State governors must lead by example and should be held accountable
Amid concerns of a second wave of the coronavirus, California has closed some of its beaches. The Dow dropped. Apple temporarily closed some of its U.S. retail stores again. As states reopen, many are wondering whether some states will institute a second shutdown.
A second shutdown would be harsh news for the ordinary working Americans who are disproportionately impacted by the economic shutdown. But we must allow state governors to decide what is best for their states.
Giving state and local leaders the leeway to make decisions regarding their own residents’ livelihoods and safety was the right call for Trump to make at the start of this pandemic. It is vital that federal agencies don’t take a “one state fits all” approach to our economic recovery. Our governors and lawgivers need to practice accountability to their local constituents and do what’s best for the communities they directly serve. Anything other than that is a mistake that will undermine our common battle against COVID-19 and our common fight to restart the American economy.
We have inspiring examples from across the nation of state governors taking a responsible and considered approach to the coronavirus. South Dakota, for example, never shut down; governor Kristi Noem chose instead to protect her residents’ civil liberties. In Wyoming, which has fewer than 600 positive COVID-19 cases, and Alaska, which has just 399, Governors Gordon and Dunleavy wisely decided that shuttering businesses would be an unnecessary violation of their citizens’ rights. And in Alabama, where there has been a recent uptick in COVID-19 cases, Governor Ivey has worked hard both to keep her state informed about COVID-19 and to keep economically damaging restrictions on her local communities at a minimum. As her state continues to battle COVID-19, she has insisted on tailoring her state’s response to her community’s real economic needs. Considering that one in five U.S. workers has filed for unemployment since mid-March, these governors are doing what’s right to mitigate the economic impact of the coronavirus on ordinary Americans while still paying heed to the reality of COVID-19.
For many who were skeptical of a state-by-state approach, Georgia’s partial reopening was a test case. Businesses in Georgia had the choice to reopen or not; some towns hit hardest opted not to reopen early on, while other businesses, according to the Atlanta Journal-Constitution, found they could work without in-person meetings.
Governors should be given the freedom, trust and respect to make the right decision for their residents. But this approach only works if governors truly seek what is best for their citizens, and don’t just willy-nilly impose strict lockdowns that they themselves don’t even think are worth obeying. Neither is the coronavirus an excuse for governors to score political points or enforce personal political causes. Governor Whitmer’s unnecessary ban on gun sales and Governor Northam’s extreme restriction on religious gatherings were irresponsible and excessive.

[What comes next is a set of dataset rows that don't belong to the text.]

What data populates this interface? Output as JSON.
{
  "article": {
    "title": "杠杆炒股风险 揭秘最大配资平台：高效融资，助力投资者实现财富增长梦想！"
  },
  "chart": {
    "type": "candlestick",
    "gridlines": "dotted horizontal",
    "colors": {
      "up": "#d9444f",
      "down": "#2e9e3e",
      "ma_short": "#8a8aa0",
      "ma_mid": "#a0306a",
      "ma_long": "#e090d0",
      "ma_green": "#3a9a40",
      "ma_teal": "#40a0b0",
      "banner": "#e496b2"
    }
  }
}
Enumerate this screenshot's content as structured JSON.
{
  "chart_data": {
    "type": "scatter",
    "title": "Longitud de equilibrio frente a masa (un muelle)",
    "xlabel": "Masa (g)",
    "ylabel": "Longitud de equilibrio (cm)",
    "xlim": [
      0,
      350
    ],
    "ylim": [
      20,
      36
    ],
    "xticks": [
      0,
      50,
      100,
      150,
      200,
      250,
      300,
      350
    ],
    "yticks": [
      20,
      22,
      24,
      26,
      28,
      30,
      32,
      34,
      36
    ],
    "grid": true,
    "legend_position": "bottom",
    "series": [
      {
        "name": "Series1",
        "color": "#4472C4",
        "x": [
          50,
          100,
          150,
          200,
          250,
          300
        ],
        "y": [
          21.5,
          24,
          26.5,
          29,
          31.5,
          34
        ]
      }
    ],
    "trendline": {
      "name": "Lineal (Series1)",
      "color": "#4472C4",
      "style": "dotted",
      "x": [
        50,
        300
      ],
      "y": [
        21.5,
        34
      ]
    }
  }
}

Lockdowns are not without risks. Unemployment is linked with long-term health risks like cancer, mental illness and even suicide. Many unemployed families can’t pay their medical bills or provide proper nutrition for their children. According to The Washington Post, “more than 40 percent of job losses could become permanent.” Governors who use the extreme measures of lockdowns in irresponsible ways are needlessly hurting Americans.

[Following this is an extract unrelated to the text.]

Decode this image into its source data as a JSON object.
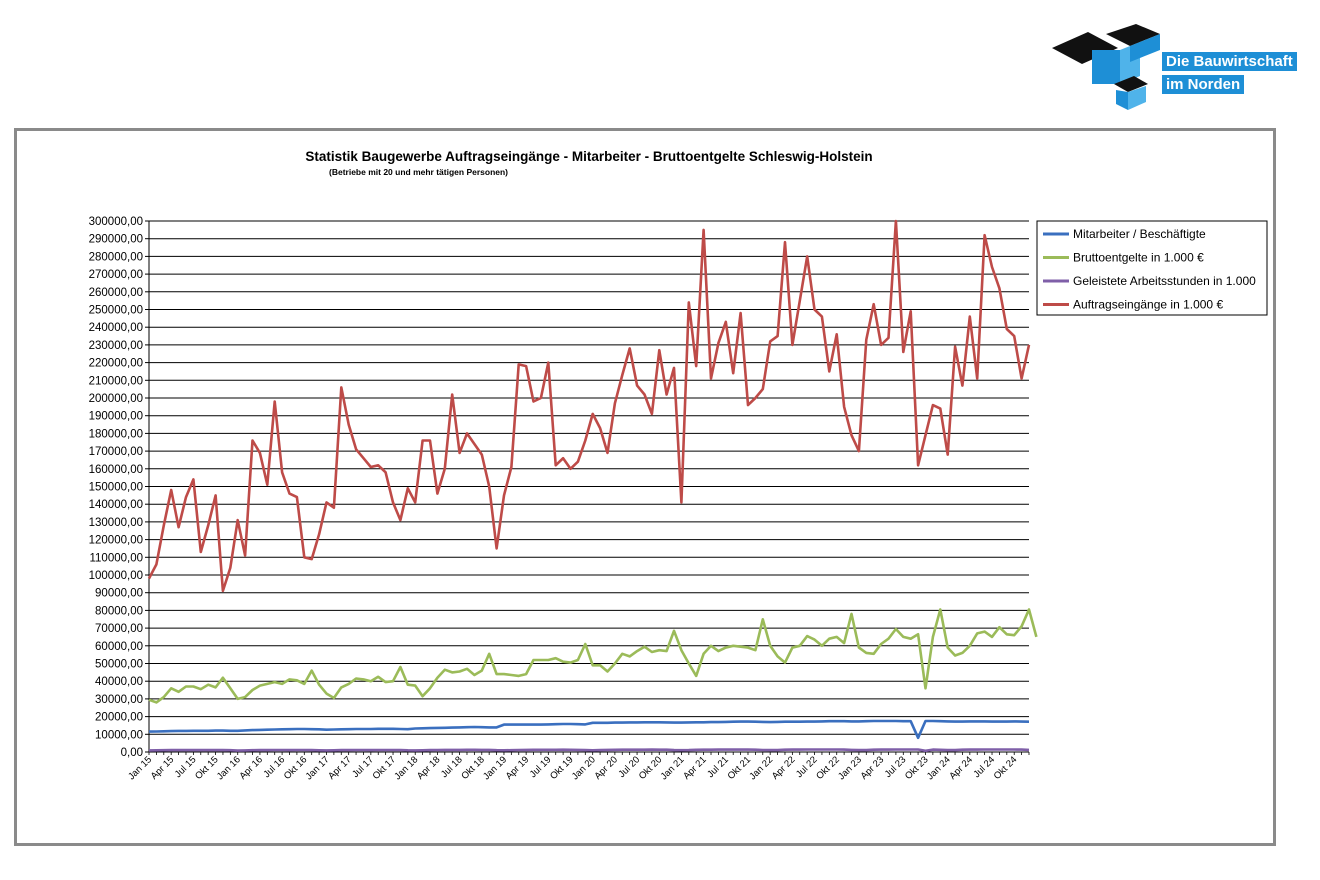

The U.S. government was right to take steps to quell the public health crisis and is right in continuing to provide support for states, small businesses, hospitals and individuals. But now, it is time for all of America’s governors to follow the examples set by Governors Ivey, Noem, and Gordon and Dunleavy and use right judgment, caution and care as they consider the particular needs of their states.

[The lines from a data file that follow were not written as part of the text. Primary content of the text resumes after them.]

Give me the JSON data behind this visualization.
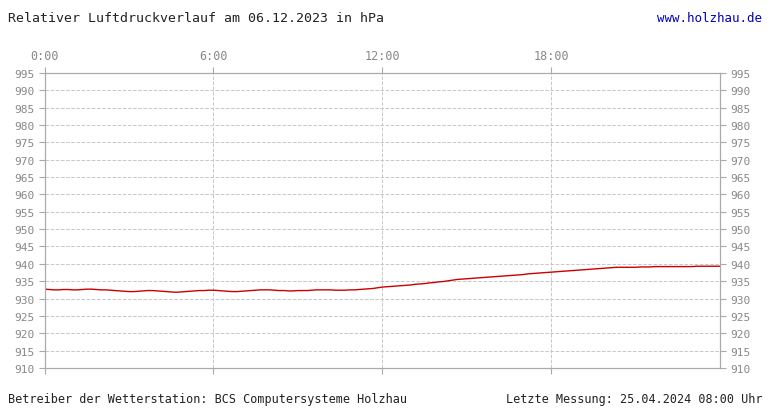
{
  "title": "Relativer Luftdruckverlauf am 06.12.2023 in hPa",
  "url": "www.holzhau.de",
  "footer_left": "Betreiber der Wetterstation: BCS Computersysteme Holzhau",
  "footer_right": "Letzte Messung: 25.04.2024 08:00 Uhr",
  "y_min": 910,
  "y_max": 995,
  "y_tick_step": 5,
  "x_min": 0,
  "x_max": 1440,
  "x_ticks": [
    0,
    360,
    720,
    1080
  ],
  "x_tick_labels": [
    "0:00",
    "6:00",
    "12:00",
    "18:00"
  ],
  "line_color": "#cc0000",
  "grid_color": "#c8c8c8",
  "background_color": "#ffffff",
  "plot_bg_color": "#ffffff",
  "label_color": "#888888",
  "title_color": "#222222",
  "url_color": "#0000bb",
  "footer_color": "#222222",
  "pressure_data": [
    [
      0,
      932.7
    ],
    [
      10,
      932.6
    ],
    [
      20,
      932.5
    ],
    [
      30,
      932.5
    ],
    [
      40,
      932.6
    ],
    [
      50,
      932.6
    ],
    [
      60,
      932.5
    ],
    [
      70,
      932.5
    ],
    [
      80,
      932.6
    ],
    [
      90,
      932.7
    ],
    [
      100,
      932.7
    ],
    [
      110,
      932.6
    ],
    [
      120,
      932.5
    ],
    [
      130,
      932.5
    ],
    [
      140,
      932.4
    ],
    [
      150,
      932.3
    ],
    [
      160,
      932.2
    ],
    [
      170,
      932.1
    ],
    [
      180,
      932.0
    ],
    [
      190,
      932.0
    ],
    [
      200,
      932.1
    ],
    [
      210,
      932.2
    ],
    [
      220,
      932.3
    ],
    [
      230,
      932.3
    ],
    [
      240,
      932.2
    ],
    [
      250,
      932.1
    ],
    [
      260,
      932.0
    ],
    [
      270,
      931.9
    ],
    [
      280,
      931.8
    ],
    [
      290,
      931.9
    ],
    [
      300,
      932.0
    ],
    [
      310,
      932.1
    ],
    [
      320,
      932.2
    ],
    [
      330,
      932.3
    ],
    [
      340,
      932.3
    ],
    [
      350,
      932.4
    ],
    [
      360,
      932.4
    ],
    [
      370,
      932.3
    ],
    [
      380,
      932.2
    ],
    [
      390,
      932.1
    ],
    [
      400,
      932.0
    ],
    [
      410,
      932.0
    ],
    [
      420,
      932.1
    ],
    [
      430,
      932.2
    ],
    [
      440,
      932.3
    ],
    [
      450,
      932.4
    ],
    [
      460,
      932.5
    ],
    [
      470,
      932.5
    ],
    [
      480,
      932.5
    ],
    [
      490,
      932.4
    ],
    [
      500,
      932.3
    ],
    [
      510,
      932.3
    ],
    [
      520,
      932.2
    ],
    [
      530,
      932.2
    ],
    [
      540,
      932.3
    ],
    [
      550,
      932.3
    ],
    [
      560,
      932.3
    ],
    [
      570,
      932.4
    ],
    [
      580,
      932.5
    ],
    [
      590,
      932.5
    ],
    [
      600,
      932.5
    ],
    [
      610,
      932.5
    ],
    [
      620,
      932.4
    ],
    [
      630,
      932.4
    ],
    [
      640,
      932.4
    ],
    [
      650,
      932.5
    ],
    [
      660,
      932.5
    ],
    [
      670,
      932.6
    ],
    [
      680,
      932.7
    ],
    [
      690,
      932.8
    ],
    [
      700,
      932.9
    ],
    [
      710,
      933.1
    ],
    [
      720,
      933.3
    ],
    [
      730,
      933.4
    ],
    [
      740,
      933.5
    ],
    [
      750,
      933.6
    ],
    [
      760,
      933.7
    ],
    [
      770,
      933.8
    ],
    [
      780,
      933.9
    ],
    [
      790,
      934.1
    ],
    [
      800,
      934.2
    ],
    [
      810,
      934.3
    ],
    [
      820,
      934.5
    ],
    [
      830,
      934.6
    ],
    [
      840,
      934.8
    ],
    [
      850,
      934.9
    ],
    [
      860,
      935.1
    ],
    [
      870,
      935.3
    ],
    [
      880,
      935.5
    ],
    [
      890,
      935.6
    ],
    [
      900,
      935.7
    ],
    [
      910,
      935.8
    ],
    [
      920,
      935.9
    ],
    [
      930,
      936.0
    ],
    [
      940,
      936.1
    ],
    [
      950,
      936.2
    ],
    [
      960,
      936.3
    ],
    [
      970,
      936.4
    ],
    [
      980,
      936.5
    ],
    [
      990,
      936.6
    ],
    [
      1000,
      936.7
    ],
    [
      1010,
      936.8
    ],
    [
      1020,
      936.9
    ],
    [
      1030,
      937.1
    ],
    [
      1040,
      937.2
    ],
    [
      1050,
      937.3
    ],
    [
      1060,
      937.4
    ],
    [
      1070,
      937.5
    ],
    [
      1080,
      937.6
    ],
    [
      1090,
      937.7
    ],
    [
      1100,
      937.8
    ],
    [
      1110,
      937.9
    ],
    [
      1120,
      938.0
    ],
    [
      1130,
      938.1
    ],
    [
      1140,
      938.2
    ],
    [
      1150,
      938.3
    ],
    [
      1160,
      938.4
    ],
    [
      1170,
      938.5
    ],
    [
      1180,
      938.6
    ],
    [
      1190,
      938.7
    ],
    [
      1200,
      938.8
    ],
    [
      1210,
      938.9
    ],
    [
      1220,
      939.0
    ],
    [
      1230,
      939.0
    ],
    [
      1240,
      939.0
    ],
    [
      1250,
      939.0
    ],
    [
      1260,
      939.0
    ],
    [
      1270,
      939.1
    ],
    [
      1280,
      939.1
    ],
    [
      1290,
      939.1
    ],
    [
      1300,
      939.2
    ],
    [
      1310,
      939.2
    ],
    [
      1320,
      939.2
    ],
    [
      1330,
      939.2
    ],
    [
      1340,
      939.2
    ],
    [
      1350,
      939.2
    ],
    [
      1360,
      939.2
    ],
    [
      1370,
      939.2
    ],
    [
      1380,
      939.2
    ],
    [
      1390,
      939.3
    ],
    [
      1400,
      939.3
    ],
    [
      1410,
      939.3
    ],
    [
      1420,
      939.3
    ],
    [
      1430,
      939.3
    ],
    [
      1440,
      939.3
    ]
  ]
}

Many of the leaders who reopened their states before the majority did so faced media backlash, and they shouldn’t have. Forging ahead with smart, informed plans to reopen was an act of courage. By implementing plans that gradually allow businesses to return to normal operation, governors prioritized the long-term health of their states’ residents and did their best to protect them from coronavirus.
Everyone – the general public and lawmakers alike – should be allowed to do their part to stem the spread of the virus while also taking care of their communities and their families economically.
Public health must be protected, but so, too, should Americans’ Constitutional rights and their economic livelihood. Keeping people safe, guarding our rights and getting the economy running again are not mutually exclusive. As our country makes decisions regarding a second wave, governors need to lead with accountability and personal responsibility.
Timothy Head is the executive director of the Faith & Freedom Coalition.